Monday 6 July 2020

Let's not glamourise the mortgage.

This morning it occurs to me--having seen the editor of a competitor tweet about his mortgage--that paying for a mortgage may have turned into a Symbol of Adulthood and that by writing it I have continued to make it sound glamorous and grown-up instead of the ridiculous modern institution it is.

Crean and Fimister's Integralism (which I recommend making the effort to read) comes down hard on wage slavery, and a mortgage is another form of wage slavery. Unfortunately, most people in the West cannot live in a what we consider a decent home (e.g. a roof, windows, cold & hot running water, a stove) without paying rent or spending an eye-watering sum.

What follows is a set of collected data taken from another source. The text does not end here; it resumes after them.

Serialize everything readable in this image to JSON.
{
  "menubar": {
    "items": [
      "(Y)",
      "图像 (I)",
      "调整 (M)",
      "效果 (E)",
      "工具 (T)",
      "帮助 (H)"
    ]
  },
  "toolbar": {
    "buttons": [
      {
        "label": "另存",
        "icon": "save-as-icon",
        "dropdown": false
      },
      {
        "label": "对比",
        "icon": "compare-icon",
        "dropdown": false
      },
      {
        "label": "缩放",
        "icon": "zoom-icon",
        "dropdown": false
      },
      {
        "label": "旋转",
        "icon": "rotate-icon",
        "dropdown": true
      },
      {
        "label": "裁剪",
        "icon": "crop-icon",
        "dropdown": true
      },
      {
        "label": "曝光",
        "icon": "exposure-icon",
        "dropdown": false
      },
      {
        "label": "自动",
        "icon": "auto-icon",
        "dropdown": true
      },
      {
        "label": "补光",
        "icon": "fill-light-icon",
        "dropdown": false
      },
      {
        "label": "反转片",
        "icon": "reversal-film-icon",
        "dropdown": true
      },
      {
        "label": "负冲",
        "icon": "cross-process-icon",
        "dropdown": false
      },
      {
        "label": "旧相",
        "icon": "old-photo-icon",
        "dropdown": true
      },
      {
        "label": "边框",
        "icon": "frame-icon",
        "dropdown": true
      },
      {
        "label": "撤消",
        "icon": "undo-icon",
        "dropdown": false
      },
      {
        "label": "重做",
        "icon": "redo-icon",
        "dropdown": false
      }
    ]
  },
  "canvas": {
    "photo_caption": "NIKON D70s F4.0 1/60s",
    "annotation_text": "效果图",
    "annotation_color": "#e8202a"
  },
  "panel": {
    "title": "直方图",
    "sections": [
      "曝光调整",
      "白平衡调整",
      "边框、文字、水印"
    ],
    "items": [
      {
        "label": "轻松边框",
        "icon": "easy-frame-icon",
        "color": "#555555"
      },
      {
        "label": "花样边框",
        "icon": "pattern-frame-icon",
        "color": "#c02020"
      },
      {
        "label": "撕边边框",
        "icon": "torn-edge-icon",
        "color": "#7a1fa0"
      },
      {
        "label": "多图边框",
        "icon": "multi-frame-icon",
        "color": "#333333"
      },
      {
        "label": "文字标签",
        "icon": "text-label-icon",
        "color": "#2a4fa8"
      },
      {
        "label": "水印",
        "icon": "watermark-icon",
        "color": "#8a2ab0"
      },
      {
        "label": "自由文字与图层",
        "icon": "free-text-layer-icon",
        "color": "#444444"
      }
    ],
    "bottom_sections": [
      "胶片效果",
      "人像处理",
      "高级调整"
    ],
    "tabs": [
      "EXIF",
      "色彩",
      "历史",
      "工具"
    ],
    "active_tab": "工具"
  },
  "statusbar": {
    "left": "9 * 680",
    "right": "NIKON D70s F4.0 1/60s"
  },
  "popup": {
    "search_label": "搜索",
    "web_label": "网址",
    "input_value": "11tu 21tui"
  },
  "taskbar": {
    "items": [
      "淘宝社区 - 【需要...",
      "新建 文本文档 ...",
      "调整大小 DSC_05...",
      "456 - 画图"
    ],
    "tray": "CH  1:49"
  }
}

The eye-watering sum is not necessarily the down payment although I shudder at what down payments can be for a house in London or Toronto. Our two-bedroom flat is worth less than the down payment on a one-bedroom flat in Kensington's Old Brompton Road I saw online this morning.  No, the eye-watering sum is the actual price of the home, which is not the price you (usually with the help of the bank) pay the seller but the price you end up paying the bank over the years. In short, you are lining the pockets of the bank with the money your employer or your client gives you for your time and expertise.

Benedict Ambrose and I have been watching an old British television series called "How to Live Mortgage Free," which addresses inflated housing prices and interviews people who get around them by either by building their own homes for between £5,500 - £30,000 or by paying down the mortgage early. These built homes are usually a houseboat, a converted vehicle, or a "temporary" dwelling built on a parents' farmland. Another innovation is to form a collective with others, buy a piece of land with some of your collective savings, and then build a multi-family dwelling together (using the rest of the collective savings) on that. (Actually, I'm not sure that is so innovative, as families in North America have been doing that for some time.)

But I have run out of time before work, so that's my thoughts on the subject now. Mortgages are not a sign of adulthood but a necessary evil that falls upon many adults. They may be a lesser evil, however, than rent. In the end it may depend on whether more money goes up in smoke on rent than it does on interest payments.